Это стало самым важным, что я узнала в ходе своего ареста и следственных действий. Следователь знал о ручке с ядом и злился на меня. Позже мы не смогли найти иного объяснения поведению следователя: очевидно, Тригон воспользовался ядом и умер.
Следователь взял себя в руки, и стенографистка просто записала, что в пакете была “ручка”. Затем техник вытащил маленькие капсулы, которые, как я знала, были катушками с пленкой. Следователь велел технику аккуратно положить их рядом с ручкой. Думаю, он решил, что это дополнительные резервуары с ядом.

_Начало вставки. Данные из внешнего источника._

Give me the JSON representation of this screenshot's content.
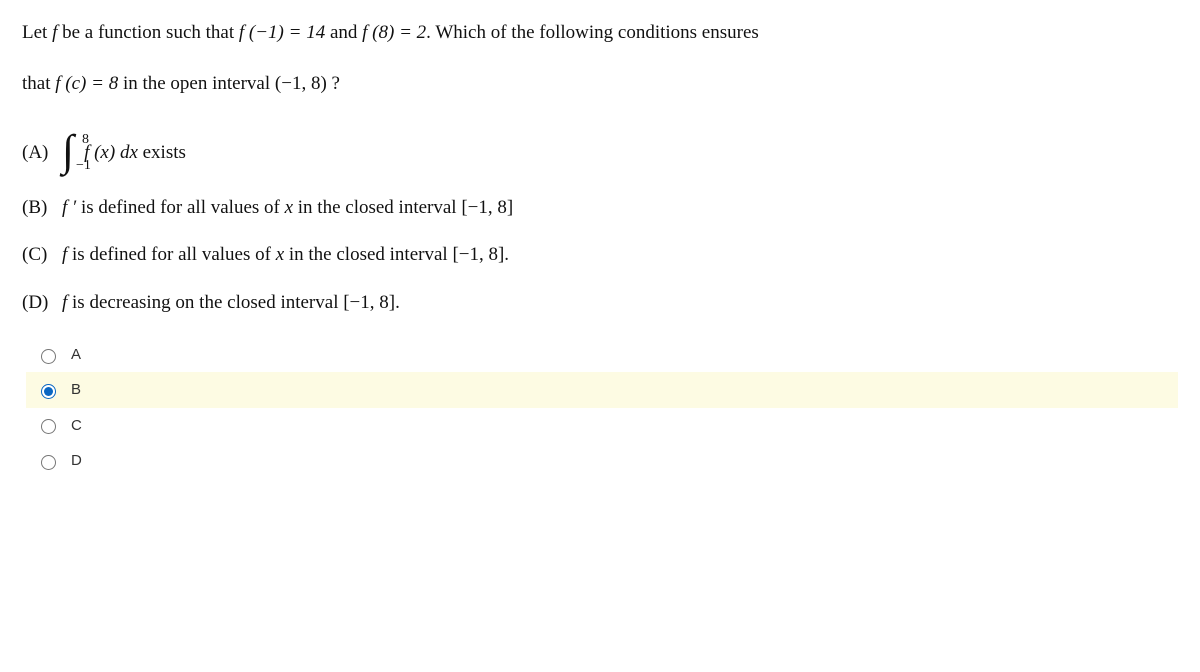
{
  "question": {
    "line1_pre": "Let ",
    "line1_f": "f",
    "line1_mid1": " be a function such that ",
    "line1_eq1": "f (−1) = 14",
    "line1_and": " and ",
    "line1_eq2": "f (8) = 2",
    "line1_post": ". Which of the following conditions ensures",
    "line2_pre": "that ",
    "line2_eq": "f (c) = 8",
    "line2_mid": " in the open interval ",
    "line2_interval": "(−1, 8)",
    "line2_post": " ?"
  },
  "choices": {
    "A": {
      "label": "(A)",
      "int_upper": "8",
      "int_lower": "−1",
      "integrand": "f (x)",
      "dx": " dx",
      "post": " exists"
    },
    "B": {
      "label": "(B)",
      "pre": "f ′",
      "text": " is defined for all values of ",
      "var": "x",
      "post": " in the closed interval ",
      "interval": "[−1, 8]"
    },
    "C": {
      "label": "(C)",
      "pre": "f",
      "text": " is defined for all values of ",
      "var": "x",
      "post": " in the closed interval ",
      "interval": "[−1, 8].",
      "period": ""
    },
    "D": {
      "label": "(D)",
      "pre": "f",
      "text": " is decreasing on the closed interval ",
      "interval": "[−1, 8]."
    }
  },
  "answers": {
    "A": "A",
    "B": "B",
    "C": "C",
    "D": "D",
    "selected": "B"
  },
  "style": {
    "highlight_bg": "#fdfbe3",
    "radio_accent": "#0a66c2",
    "body_font_size": 19,
    "answer_font_size": 15
  }
}
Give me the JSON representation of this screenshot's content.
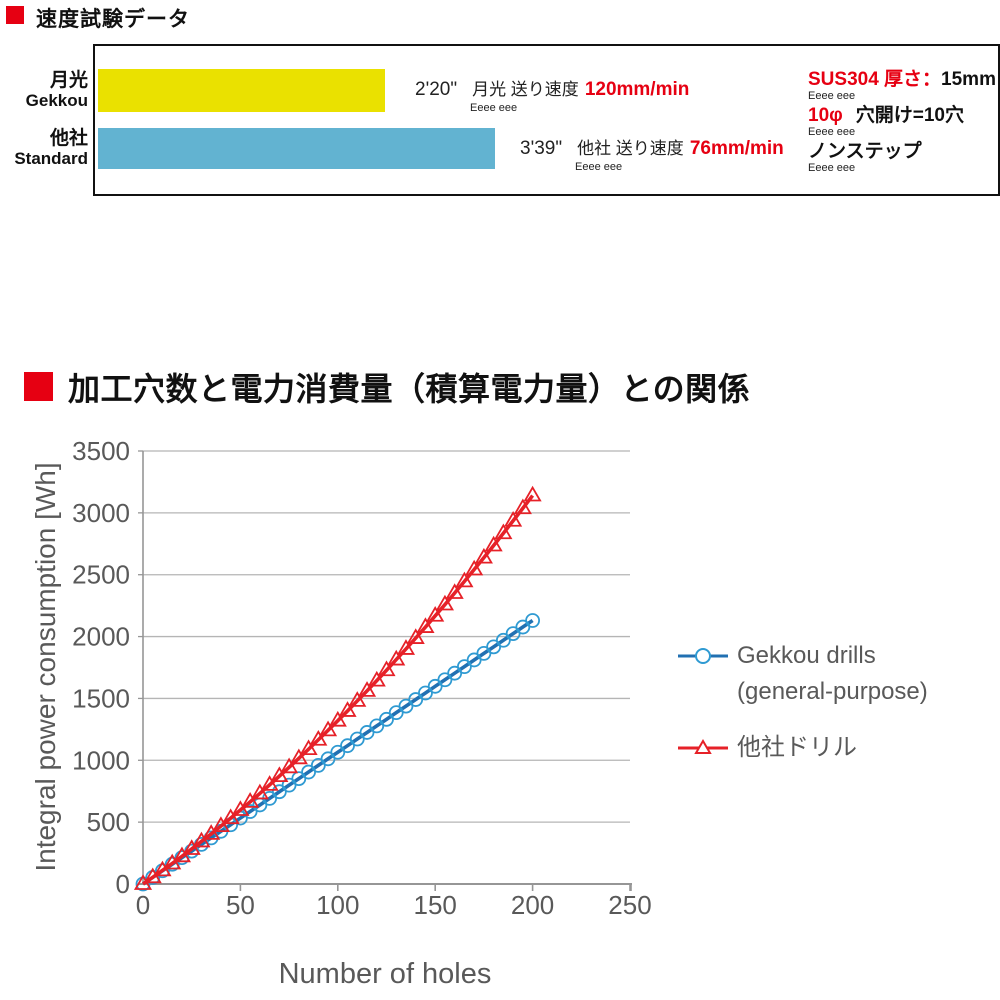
{
  "accent_color": "#e60012",
  "section1": {
    "heading": "速度試験データ",
    "bars": [
      {
        "label_ja": "月光",
        "label_en": "Gekkou",
        "color": "#eae100",
        "width_pct": 31.8,
        "time": "2'20\"",
        "desc": "月光 送り速度",
        "speed": "120mm/min",
        "sub": "Eeee eee"
      },
      {
        "label_ja": "他社",
        "label_en": "Standard",
        "color": "#62b3d1",
        "width_pct": 44.0,
        "time": "3'39\"",
        "desc": "他社 送り速度",
        "speed": "76mm/min",
        "sub": "Eeee eee"
      }
    ],
    "conditions": [
      {
        "red_text": "SUS304 厚さ：",
        "black_text": "15mm",
        "sub": "Eeee eee"
      },
      {
        "red_text": "10φ",
        "black_text": "穴開け=10穴",
        "sub": "Eeee eee"
      },
      {
        "red_text": "",
        "black_text": "ノンステップ",
        "sub": "Eeee eee"
      }
    ]
  },
  "section2": {
    "heading": "加工穴数と電力消費量（積算電力量）との関係"
  },
  "chart_data": {
    "type": "line",
    "title": "加工穴数と電力消費量（積算電力量）との関係",
    "xlabel": "Number of holes",
    "ylabel": "Integral power consumption [Wh]",
    "xlim": [
      0,
      250
    ],
    "ylim": [
      0,
      3500
    ],
    "x_ticks": [
      0,
      50,
      100,
      150,
      200,
      250
    ],
    "y_ticks": [
      0,
      500,
      1000,
      1500,
      2000,
      2500,
      3000,
      3500
    ],
    "grid": true,
    "legend_position": "right",
    "marker_step_holes": 5,
    "x": [
      0,
      5,
      10,
      15,
      20,
      25,
      30,
      35,
      40,
      45,
      50,
      55,
      60,
      65,
      70,
      75,
      80,
      85,
      90,
      95,
      100,
      105,
      110,
      115,
      120,
      125,
      130,
      135,
      140,
      145,
      150,
      155,
      160,
      165,
      170,
      175,
      180,
      185,
      190,
      195,
      200
    ],
    "series": [
      {
        "name": "Gekkou drills (general-purpose)",
        "marker": "circle",
        "color": "#2170b2",
        "marker_color": "#2f9ad2",
        "values": [
          0,
          53,
          107,
          160,
          213,
          266,
          320,
          373,
          426,
          479,
          533,
          586,
          639,
          692,
          746,
          799,
          852,
          905,
          959,
          1012,
          1065,
          1118,
          1172,
          1225,
          1278,
          1331,
          1385,
          1438,
          1491,
          1544,
          1598,
          1651,
          1704,
          1757,
          1811,
          1864,
          1917,
          1970,
          2024,
          2077,
          2130
        ]
      },
      {
        "name": "他社ドリル",
        "marker": "triangle",
        "color": "#e62128",
        "marker_color": "#e62128",
        "values": [
          0,
          54,
          110,
          166,
          224,
          283,
          344,
          405,
          468,
          532,
          598,
          664,
          732,
          801,
          872,
          943,
          1016,
          1090,
          1166,
          1242,
          1320,
          1399,
          1480,
          1561,
          1644,
          1728,
          1814,
          1900,
          1988,
          2077,
          2168,
          2259,
          2352,
          2446,
          2542,
          2638,
          2736,
          2835,
          2936,
          3037,
          3140
        ]
      }
    ]
  }
}
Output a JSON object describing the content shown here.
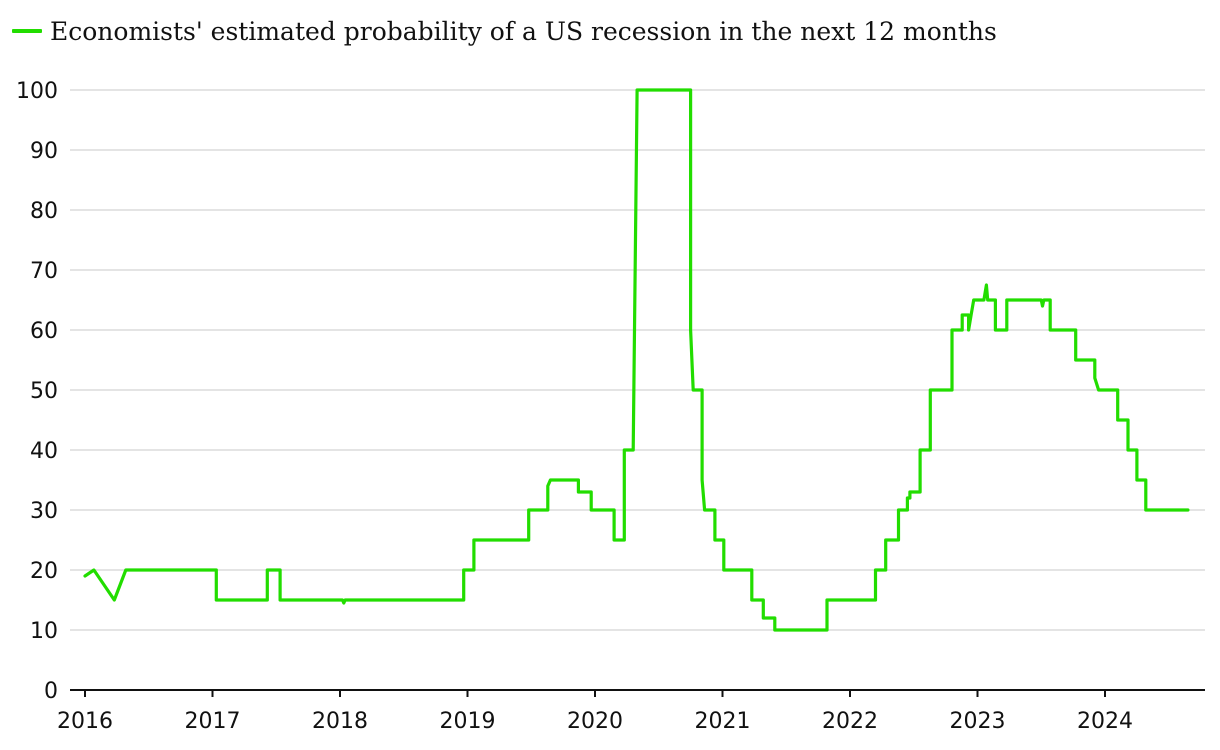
{
  "colors": {
    "series": "#22dd00",
    "grid": "#dcdcdc",
    "axis": "#111111"
  },
  "chart_data": {
    "type": "line",
    "title": "",
    "xlabel": "",
    "ylabel": "",
    "legend": {
      "placement": "top-left"
    },
    "grid": {
      "horizontal": true,
      "vertical": false
    },
    "xlim": [
      2016,
      2024.75
    ],
    "ylim": [
      0,
      100
    ],
    "x_ticks": [
      2016,
      2017,
      2018,
      2019,
      2020,
      2021,
      2022,
      2023,
      2024
    ],
    "x_tick_labels": [
      "2016",
      "2017",
      "2018",
      "2019",
      "2020",
      "2021",
      "2022",
      "2023",
      "2024"
    ],
    "y_ticks": [
      0,
      10,
      20,
      30,
      40,
      50,
      60,
      70,
      80,
      90,
      100
    ],
    "y_tick_labels": [
      "0",
      "10",
      "20",
      "30",
      "40",
      "50",
      "60",
      "70",
      "80",
      "90",
      "100"
    ],
    "series": [
      {
        "name": "Economists' estimated probability of a US recession in the next 12 months",
        "points": [
          [
            2016.0,
            19
          ],
          [
            2016.07,
            20
          ],
          [
            2016.15,
            17.5
          ],
          [
            2016.23,
            15
          ],
          [
            2016.32,
            20
          ],
          [
            2017.03,
            20
          ],
          [
            2017.03,
            15
          ],
          [
            2017.43,
            15
          ],
          [
            2017.43,
            20
          ],
          [
            2017.53,
            20
          ],
          [
            2017.53,
            15
          ],
          [
            2018.02,
            15
          ],
          [
            2018.03,
            14.5
          ],
          [
            2018.04,
            15
          ],
          [
            2018.97,
            15
          ],
          [
            2018.97,
            20
          ],
          [
            2019.05,
            20
          ],
          [
            2019.05,
            25
          ],
          [
            2019.48,
            25
          ],
          [
            2019.48,
            30
          ],
          [
            2019.63,
            30
          ],
          [
            2019.63,
            34
          ],
          [
            2019.65,
            35
          ],
          [
            2019.87,
            35
          ],
          [
            2019.87,
            33
          ],
          [
            2019.97,
            33
          ],
          [
            2019.97,
            30
          ],
          [
            2020.15,
            30
          ],
          [
            2020.15,
            25
          ],
          [
            2020.23,
            25
          ],
          [
            2020.23,
            40
          ],
          [
            2020.3,
            40
          ],
          [
            2020.33,
            100
          ],
          [
            2020.75,
            100
          ],
          [
            2020.75,
            60
          ],
          [
            2020.77,
            50
          ],
          [
            2020.84,
            50
          ],
          [
            2020.84,
            35
          ],
          [
            2020.86,
            30
          ],
          [
            2020.94,
            30
          ],
          [
            2020.94,
            25
          ],
          [
            2021.01,
            25
          ],
          [
            2021.01,
            20
          ],
          [
            2021.23,
            20
          ],
          [
            2021.23,
            15
          ],
          [
            2021.32,
            15
          ],
          [
            2021.32,
            12
          ],
          [
            2021.41,
            12
          ],
          [
            2021.41,
            10
          ],
          [
            2021.82,
            10
          ],
          [
            2021.82,
            15
          ],
          [
            2022.2,
            15
          ],
          [
            2022.2,
            20
          ],
          [
            2022.28,
            20
          ],
          [
            2022.28,
            25
          ],
          [
            2022.38,
            25
          ],
          [
            2022.38,
            30
          ],
          [
            2022.45,
            30
          ],
          [
            2022.45,
            32
          ],
          [
            2022.47,
            32
          ],
          [
            2022.47,
            33
          ],
          [
            2022.55,
            33
          ],
          [
            2022.55,
            40
          ],
          [
            2022.63,
            40
          ],
          [
            2022.63,
            50
          ],
          [
            2022.8,
            50
          ],
          [
            2022.8,
            60
          ],
          [
            2022.88,
            60
          ],
          [
            2022.88,
            62.5
          ],
          [
            2022.93,
            62.5
          ],
          [
            2022.93,
            60
          ],
          [
            2022.95,
            62.5
          ],
          [
            2022.97,
            65
          ],
          [
            2023.05,
            65
          ],
          [
            2023.07,
            67.5
          ],
          [
            2023.08,
            65
          ],
          [
            2023.14,
            65
          ],
          [
            2023.14,
            60
          ],
          [
            2023.23,
            60
          ],
          [
            2023.23,
            65
          ],
          [
            2023.5,
            65
          ],
          [
            2023.51,
            64
          ],
          [
            2023.52,
            65
          ],
          [
            2023.57,
            65
          ],
          [
            2023.57,
            60
          ],
          [
            2023.77,
            60
          ],
          [
            2023.77,
            55
          ],
          [
            2023.92,
            55
          ],
          [
            2023.92,
            52
          ],
          [
            2023.95,
            50
          ],
          [
            2024.1,
            50
          ],
          [
            2024.1,
            45
          ],
          [
            2024.18,
            45
          ],
          [
            2024.18,
            40
          ],
          [
            2024.25,
            40
          ],
          [
            2024.25,
            35
          ],
          [
            2024.32,
            35
          ],
          [
            2024.32,
            30
          ],
          [
            2024.65,
            30
          ]
        ]
      }
    ]
  }
}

Оставшиеся предметы — маленькие одноразовые блокноты, которые Тригон использовал для расшифровки радиосообщений, — были включены в список без подробных описаний.
Стенографистка завершила опись содержавшихся в пакете вещей. Взяв у нее листки, следователь протянул их мне и потребовал, чтобы я их подписала. Клифф сказал, что я не буду ничего подписывать.
— Вы можете идти, — неожиданно бросил следователь.
Спектакль окончился.
Мы с Клиффом переглянулись и встали из-за стола. Я сидела там с половины двенадцатого. Было уже два часа ночи.
Я потянулась за часами и колье. Мне протянул их мужчина, которого я ударила по ноге. Я по-русски сказала ему спасибо. Присутствующие начали перешептываться: оказывается, я говорила по-русски. Впрочем, они явно понимали, что при изучении любого языка первым делом узнаешь, как сказать спасибо и спросить, где туалет.
Но они не знали, кто я такая, и, главное, не понимали, какой урон я нанесла советскому правительству за время своей командировки в СССР. Хотелось бы мне оказаться в штаб-квартире КГБ в понедельник утром, когда они подняли бы отчеты слежки о моих действиях! Интересно, сколько офицеров КГБ лишилось работы после того, как выяснилось, что за мной не следили с самого моего прибытия в Москву 5 ноября 1975 года?
Мы с Клиффом вместе вышли из здания через приемную. Там сидел молодой милиционер. Проходя мимо него, я едва заметно ему подмигнула. Уверена, он расскажет своим внукам о той далекой ночи, когда арестовали молодую и невинную американку. А может, ему было все равно.
Мне было приятно выйти на улицу, где не было ни вонючих мужчин, ни придирчивых следователей. Жена Клиффа сидела в его синем “Мерседесе”, терпеливо ожидая, когда он вернется с непутевой американской туристкой. Она тоже удивилась, увидев меня.
Я села на заднее сиденье. Клифф прекрасно объяснил мой арест, сказав, что я снова целовалась на улице с милиционерами. Все рассмеялись. Я рассказывала Клиффу, как отпраздновала первый Новый год в Москве. Вернувшись с праздника на Красной площади, несколько из нас подошли к милиционерам, стоявшим у посольства, и поцеловали каждого в щеку. Потом мы хохотали, вспоминая это, потому что большинство из них было под два метра ростом, из-за чего им пришлось нагибаться, чтобы получить поцелуй. Держу пари, офицеры КГБ, которые вели слежку за посольством из наблюдательного пункта на другой стороне улицы, потом задали милиционерам не один серьезный вопрос.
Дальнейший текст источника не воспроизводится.